2. Ensure a human-centric UX. Even the best content is disappointing if the page is cluttered and navigation is difficult. Check that pages display well on different devices, that visitors can easily distinguish between primary and secondary content, and most importantly, how quickly pages load.
This is influenced by hosting optimized for your CMS, server-level caching, and adequately compressed images.
Here are some helpful resources:
- How to properly configure caching and speed up your website
- How to properly add and optimize media on your website
3. Get microdata right. Structured data and text on the page must match. For example, if the schema says that product.name is “Super Hosting Plan,” then this text must be visible on the page. Or if you set FAQPage, then the questions and answers must be in the layout.
If your page has well-formed structured data, it is easier for it to be included in the set of “candidates” for AI responses, because Google understands what exactly is posted on it. It can also be used partially: for example, only the product description or only contact information.

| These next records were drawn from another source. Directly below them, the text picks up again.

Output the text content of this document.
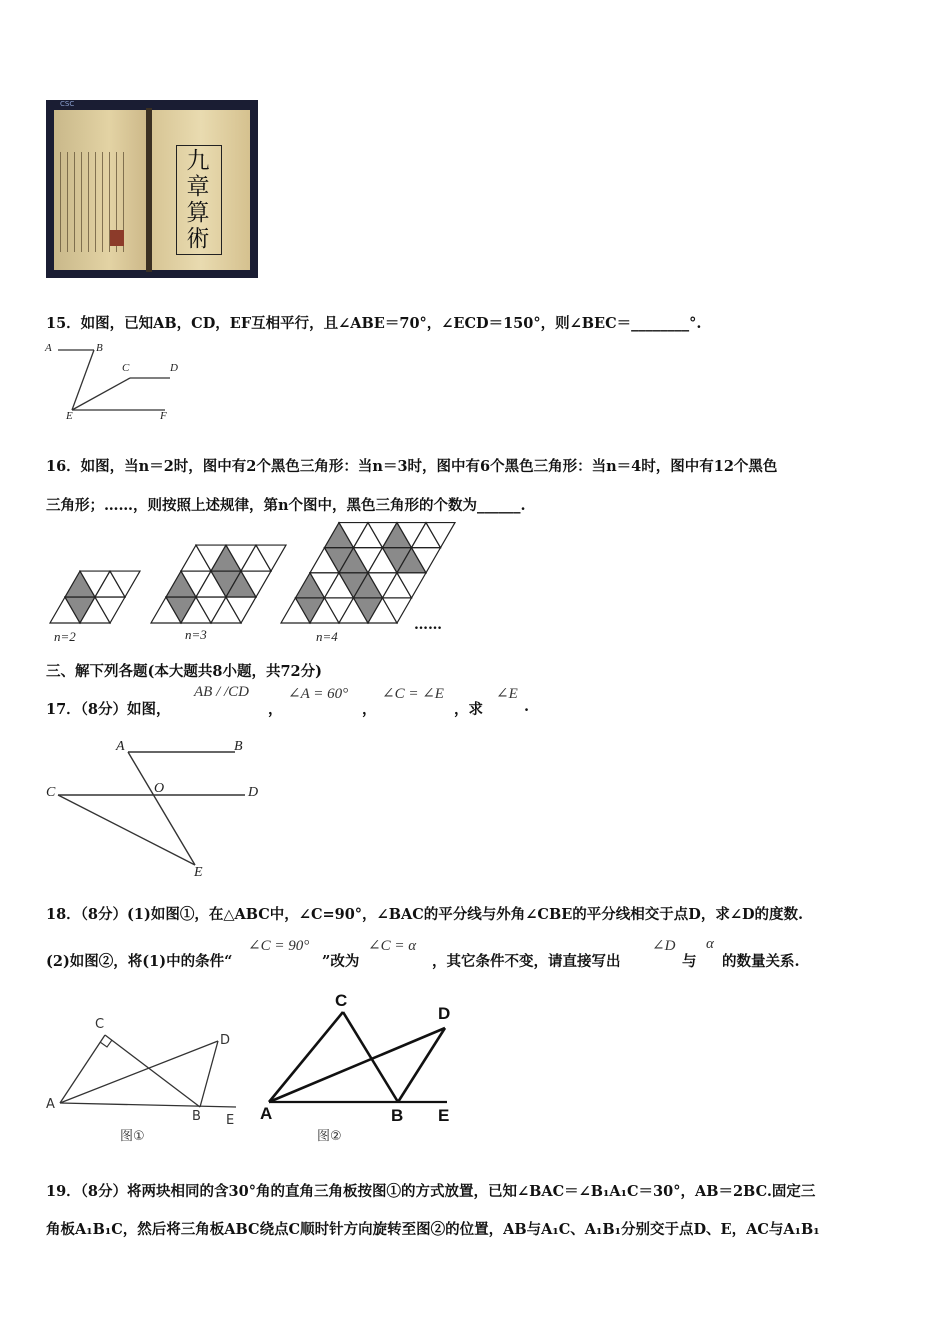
九
章
算
術
CSC
15．如图，已知AB，CD，EF互相平行，且∠ABE＝70°，∠ECD＝150°，则∠BEC＝________°.
A	B
C	D
E	F
16．如图，当n＝2时，图中有2个黑色三角形：当n＝3时，图中有6个黑色三角形：当n＝4时，图中有12个黑色
三角形；……，则按照上述规律，第n个图中，黑色三角形的个数为______.
n=2	n=3	n=4
……
三、解下列各题(本大题共8小题，共72分)
17．（8分）如图，
AB / /CD
，
∠A = 60°
，
∠C = ∠E
，求
∠E
.
A	B
C	O	D
E
18．（8分）(1)如图①，在△ABC中，∠C=90°，∠BAC的平分线与外角∠CBE的平分线相交于点D，求∠D的度数.
(2)如图②，将(1)中的条件“
∠C = 90°
”改为
∠C = α
，其它条件不变，请直接写出
∠D
与
α
的数量关系.
C
D
A
B E
图①
C
D
A	B E
图②
19．（8分）将两块相同的含30°角的直角三角板按图①的方式放置，已知∠BAC＝∠B₁A₁C＝30°，AB＝2BC.固定三
角板A₁B₁C，然后将三角板ABC绕点C顺时针方向旋转至图②的位置，AB与A₁C、A₁B₁分别交于点D、E，AC与A₁B₁
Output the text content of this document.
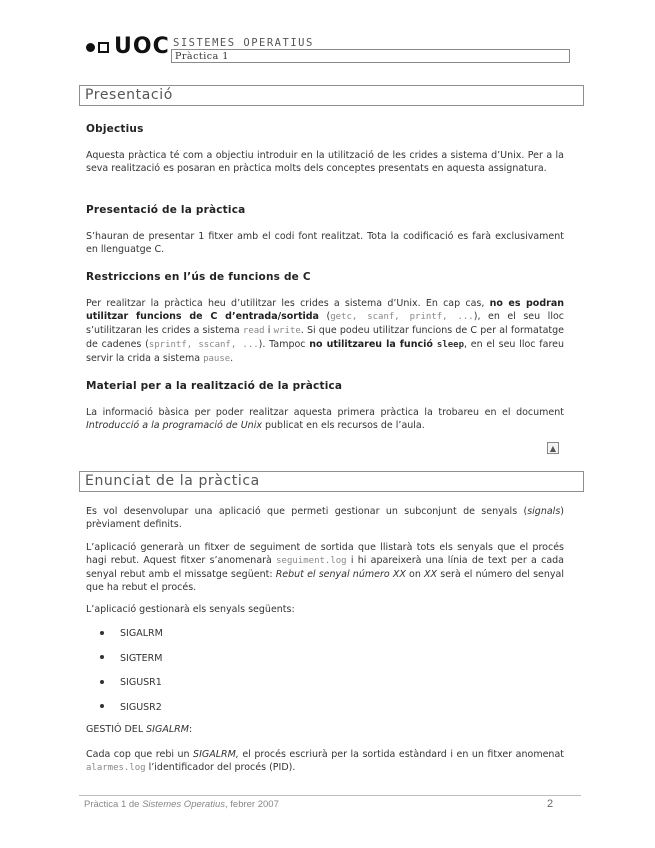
UOC SISTEMES OPERATIUS
Pràctica 1
Presentació
Objectius
Aquesta pràctica té com a objectiu introduir en la utilització de les crides a sistema d’Unix. Per a la seva realització es posaran en pràctica molts dels conceptes presentats en aquesta assignatura.
Presentació de la pràctica
S’hauran de presentar 1 fitxer amb el codi font realitzat. Tota la codificació es farà exclusivament en llenguatge C.
Restriccions en l’ús de funcions de C
Per realitzar la pràctica heu d’utilitzar les crides a sistema d’Unix. En cap cas, no es podran utilitzar funcions de C d’entrada/sortida (getc, scanf, printf, ...), en el seu lloc s’utilitzaran les crides a sistema read i write. Si que podeu utilitzar funcions de C per al formatatge de cadenes (sprintf, sscanf, ...). Tampoc no utilitzareu la funció sleep, en el seu lloc fareu servir la crida a sistema pause.
Material per a la realització de la pràctica
La informació bàsica per poder realitzar aquesta primera pràctica la trobareu en el document Introducció a la programació de Unix publicat en els recursos de l’aula.
▲
Enunciat de la pràctica
Es vol desenvolupar una aplicació que permeti gestionar un subconjunt de senyals (signals) prèviament definits.
L’aplicació generarà un fitxer de seguiment de sortida que llistarà tots els senyals que el procés hagi rebut. Aquest fitxer s’anomenarà seguiment.log i hi apareixerà una línia de text per a cada senyal rebut amb el missatge següent: Rebut el senyal número XX on XX serà el número del senyal que ha rebut el procés.
L’aplicació gestionarà els senyals següents:
SIGALRM
SIGTERM
SIGUSR1
SIGUSR2
GESTIÓ DEL SIGALRM:
Cada cop que rebi un SIGALRM, el procés escriurà per la sortida estàndard i en un fitxer anomenat alarmes.log l’identificador del procés (PID).
Pràctica 1 de Sistemes Operatius, febrer 2007	2
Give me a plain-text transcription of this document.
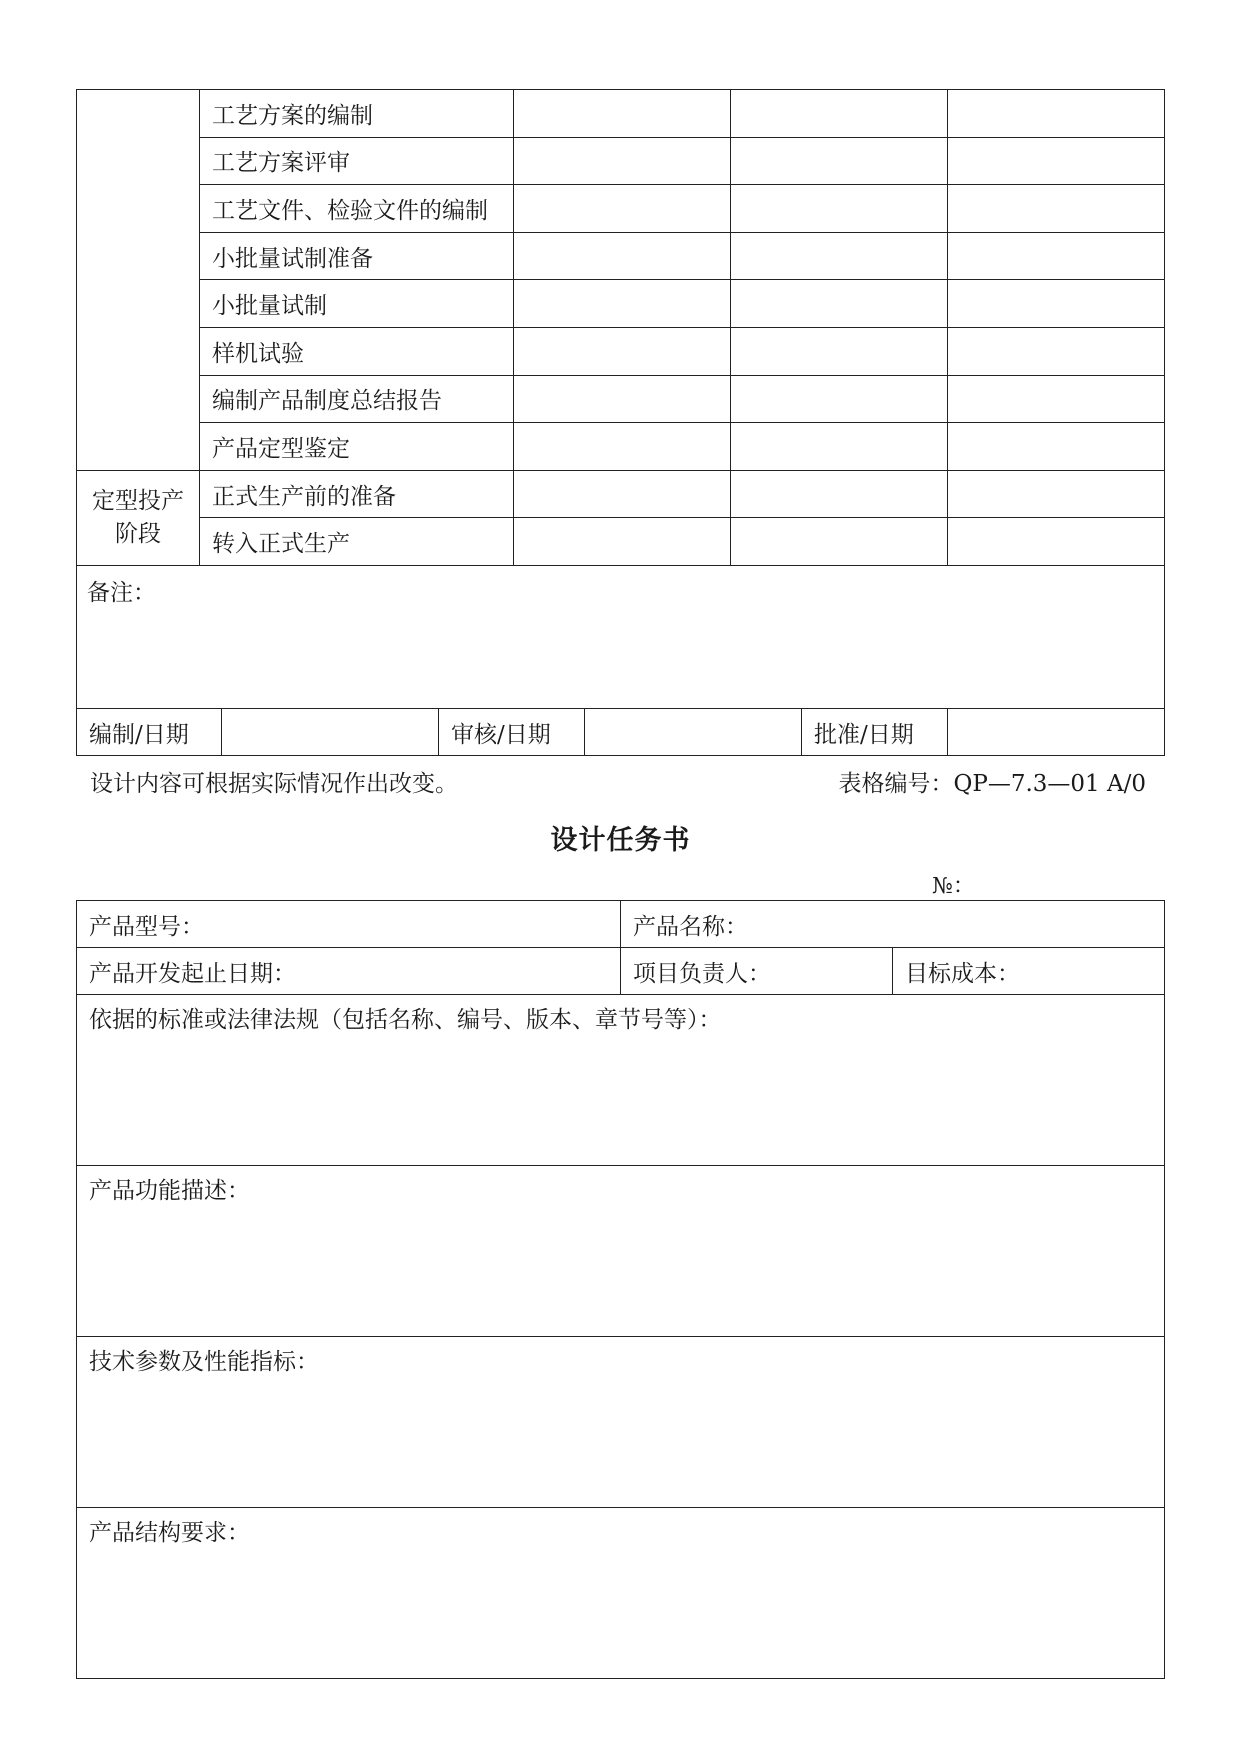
	工艺方案的编制			
	工艺方案评审			
	工艺文件、检验文件的编制			
	小批量试制准备			
	小批量试制			
	样机试验			
	编制产品制度总结报告			
	产品定型鉴定			

定型投产阶段	正式生产前的准备			
	转入正式生产			
备注：				
编制/日期		审核/日期		批准/日期	
设计内容可根据实际情况作出改变。	表格编号：QP—7.3—01 A/0
设计任务书
№：
产品型号：	产品名称：	
产品开发起止日期：	项目负责人：	目标成本：
依据的标准或法律法规（包括名称、编号、版本、章节号等）：		
产品功能描述：		
技术参数及性能指标：		
产品结构要求：		
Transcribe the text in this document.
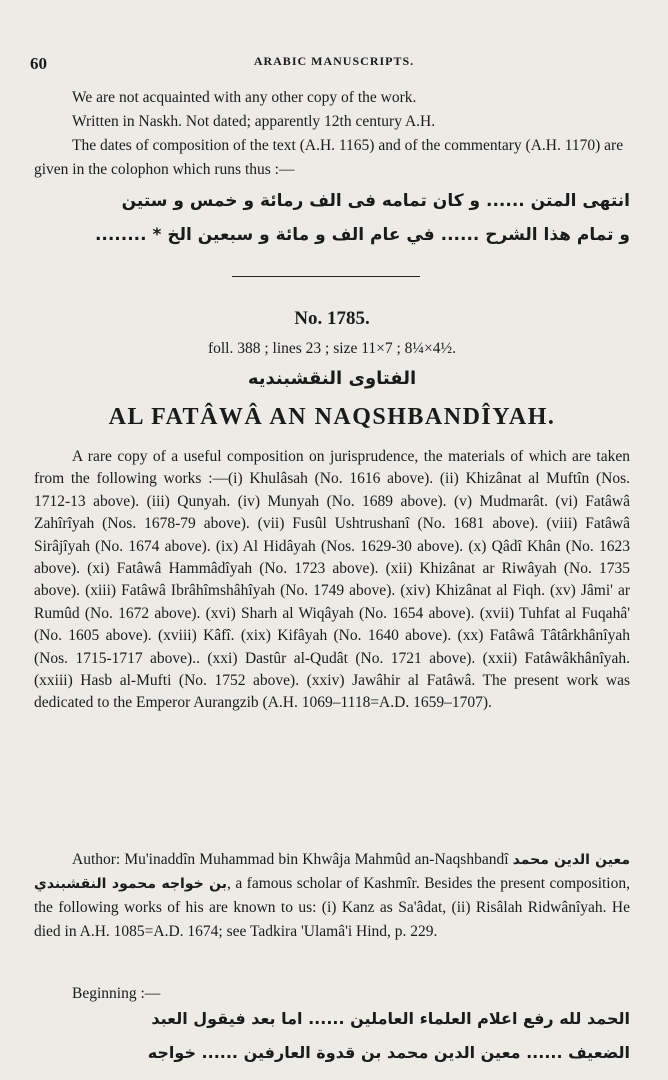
60	ARABIC MANUSCRIPTS.
We are not acquainted with any other copy of the work.
Written in Naskh. Not dated; apparently 12th century A.H.
The dates of composition of the text (A.H. 1165) and of the commentary (A.H. 1170) are given in the colophon which runs thus :—
انتهى المتن ...... و كان تمامه فى الف رمائة و خمس و ستين
و تمام هذا الشرح ...... في عام الف و مائة و سبعين الخ * ........
No. 1785.
foll. 388 ; lines 23 ; size 11×7 ; 8¼×4½.
الفتاوى النقشبنديه
AL FATÂWÂ AN NAQSHBANDÎYAH.
A rare copy of a useful composition on jurisprudence, the materials of which are taken from the following works :—(i) Khulâsah (No. 1616 above). (ii) Khizânat al Muftîn (Nos. 1712-13 above). (iii) Qunyah. (iv) Munyah (No. 1689 above). (v) Mudmarât. (vi) Fatâwâ Zahîrîyah (Nos. 1678-79 above). (vii) Fusûl Ushtrushanî (No. 1681 above). (viii) Fatâwâ Sirâjîyah (No. 1674 above). (ix) Al Hidâyah (Nos. 1629-30 above). (x) Qâdî Khân (No. 1623 above). (xi) Fatâwâ Hammâdîyah (No. 1723 above). (xii) Khizânat ar Riwâyah (No. 1735 above). (xiii) Fatâwâ Ibrâhîmshâhîyah (No. 1749 above). (xiv) Khizânat al Fiqh. (xv) Jâmi' ar Rumûd (No. 1672 above). (xvi) Sharh al Wiqâyah (No. 1654 above). (xvii) Tuhfat al Fuqahâ' (No. 1605 above). (xviii) Kâfî. (xix) Kifâyah (No. 1640 above). (xx) Fatâwâ Tâtârkhânîyah (Nos. 1715-1717 above).. (xxi) Dastûr al-Qudât (No. 1721 above). (xxii) Fatâwâkhânîyah. (xxiii) Hasb al-Mufti (No. 1752 above). (xxiv) Jawâhir al Fatâwâ. The present work was dedicated to the Emperor Aurangzib (A.H. 1069–1118=A.D. 1659–1707).
Author: Mu'inaddîn Muhammad bin Khwâja Mahmûd an-Naqshbandî معين الدين محمد بن خواجه محمود النقشبندي, a famous scholar of Kashmîr. Besides the present composition, the following works of his are known to us: (i) Kanz as Sa'âdat, (ii) Risâlah Ridwânîyah. He died in A.H. 1085=A.D. 1674; see Tadkira 'Ulamâ'i Hind, p. 229.
Beginning :—
الحمد لله رفع اعلام العلماء العاملين ...... اما بعد فيقول العبد
الضعيف ...... معين الدين محمد بن قدوة العارفين ...... خواجه
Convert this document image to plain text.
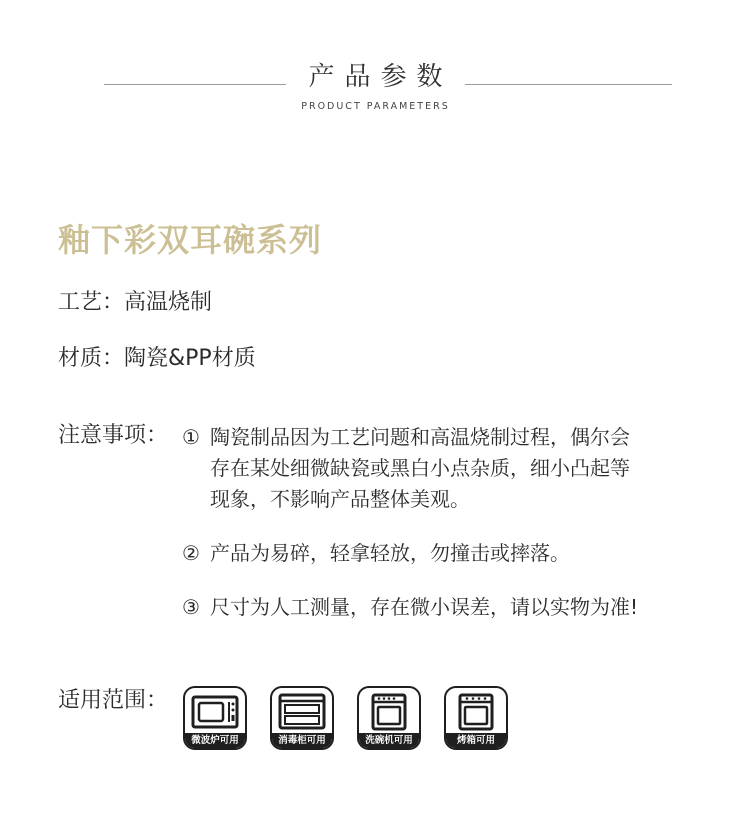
产品参数
PRODUCT PARAMETERS
釉下彩双耳碗系列
工艺：高温烧制
材质：陶瓷&PP材质
注意事项： ① 陶瓷制品因为工艺问题和高温烧制过程，偶尔会
存在某处细微缺瓷或黑白小点杂质，细小凸起等
现象，不影响产品整体美观。
② 产品为易碎，轻拿轻放，勿撞击或摔落。
③ 尺寸为人工测量，存在微小误差，请以实物为准!
适用范围：
微波炉可用	消毒柜可用	洗碗机可用	烤箱可用
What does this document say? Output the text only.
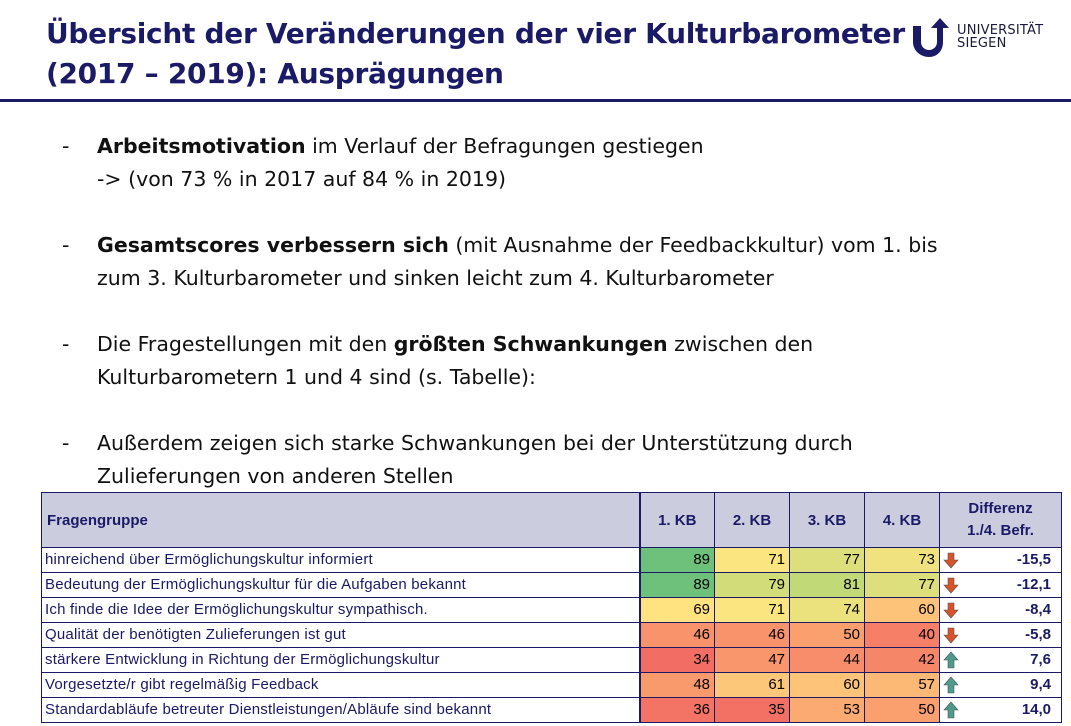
Übersicht der Veränderungen der vier Kulturbarometer
(2017 – 2019): Ausprägungen
UNIVERSITÄT
SIEGEN
- Arbeitsmotivation im Verlauf der Befragungen gestiegen
-> (von 73 % in 2017 auf 84 % in 2019)
- Gesamtscores verbessern sich (mit Ausnahme der Feedbackkultur) vom 1. bis
zum 3. Kulturbarometer und sinken leicht zum 4. Kulturbarometer
- Die Fragestellungen mit den größten Schwankungen zwischen den
Kulturbarometern 1 und 4 sind (s. Tabelle):
- Außerdem zeigen sich starke Schwankungen bei der Unterstützung durch
Zulieferungen von anderen Stellen
Fragengruppe	1. KB	2. KB	3. KB	4. KB	Differenz
1./4. Befr.	

hinreichend über Ermöglichungskultur informiert	89	71	77	73		-15,5
Bedeutung der Ermöglichungskultur für die Aufgaben bekannt	89	79	81	77		-12,1
Ich finde die Idee der Ermöglichungskultur sympathisch.	69	71	74	60		-8,4
Qualität der benötigten Zulieferungen ist gut	46	46	50	40		-5,8
stärkere Entwicklung in Richtung der Ermöglichungskultur	34	47	44	42		7,6
Vorgesetzte/r gibt regelmäßig Feedback	48	61	60	57		9,4
Standardabläufe betreuter Dienstleistungen/Abläufe sind bekannt	36	35	53	50		14,0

4. Optimize snippets. Give clear answers, use headings, lists, tables, FAQ and HowTo sections — they are easier to read and are pulled up faster in AI Mode.
Google experts also advise paying attention to internal linking and the relevance of the material (the newer the date, the better). We recommend reading our guide on how to visualize and analyze internal linking on a website with ChatGPT.
5. Increase recognition. The name of the company, its expertise, and the frequency of mentions in other sources influence whether it will be included in AI Mode responses. That’s why we work on guest posts, partnerships, and check that the information in Merchant Center and Business Profile is up to date.
In conclusion
AI Mode is changing the very definition of search. It is no longer a set of links, but an attempt to immediately provide the best answer to a user’s query. It takes into account context, personal preferences, and the expertise of sources.
For companies, this means moving from mechanical optimization to real content marketing, deep expertise, and trust building. This is both a challenge and an opportunity to become a leader in your niche in the new era of search.